On a beau rêver d’un monde sans frontières, nous en sommes encore loin et la centralisation des décisions dans un grand ensemble n’est pas une démarche menant à l’unité des peuples mais bien, la plupart du temps, une façon de faire en sorte que moins de gens décident et donc, une structure qui concentre le pouvoir dans le moins de mains possibles. Des mains qui serrent d’ailleurs trop souvent celles des véritables meneurs, ceux qui sont au-delà, c’est-à-dire en haut, de cette pyramide politique. Mais ça, c’est une autre histoire dont on ne parlera pas aujourd’hui… Reste à voir maintenant de quel côté l’Union européenne penchera en tant que stucture politique…

Comme je l’ai dit la semaine dernière, devenir un pays n’est pas chose simple : pour les tenants de cette option, les règles du jeu sont complexes.

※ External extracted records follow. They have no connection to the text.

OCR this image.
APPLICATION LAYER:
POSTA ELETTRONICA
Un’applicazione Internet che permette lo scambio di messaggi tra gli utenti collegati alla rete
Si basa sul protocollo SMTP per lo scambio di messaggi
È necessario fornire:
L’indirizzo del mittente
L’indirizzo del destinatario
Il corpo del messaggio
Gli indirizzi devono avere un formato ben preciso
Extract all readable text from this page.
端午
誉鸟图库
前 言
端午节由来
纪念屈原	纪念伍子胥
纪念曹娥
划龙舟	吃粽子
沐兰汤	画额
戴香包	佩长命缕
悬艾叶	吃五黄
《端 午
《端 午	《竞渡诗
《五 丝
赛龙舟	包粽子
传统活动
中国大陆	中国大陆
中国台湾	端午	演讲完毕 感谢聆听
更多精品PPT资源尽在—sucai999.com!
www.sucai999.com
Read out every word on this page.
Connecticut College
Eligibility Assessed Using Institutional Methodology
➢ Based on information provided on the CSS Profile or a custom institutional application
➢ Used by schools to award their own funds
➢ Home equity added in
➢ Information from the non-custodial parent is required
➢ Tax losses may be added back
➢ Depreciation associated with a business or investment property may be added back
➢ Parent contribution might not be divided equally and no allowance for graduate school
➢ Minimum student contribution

Cependant, la  première sera toujours de comprendre celles de ses adversaires… C’est un peu de cela que j’ai voulu parler aujourd’hui. Ce blogue n’en est pas un d’actualité. Mais aujourd’hui, je triche un peu. Car la situation est exceptionnelle, comme l’est celle du parlement catalan et, comme lui, il faut parfois contourner les règles pour mieux se définir.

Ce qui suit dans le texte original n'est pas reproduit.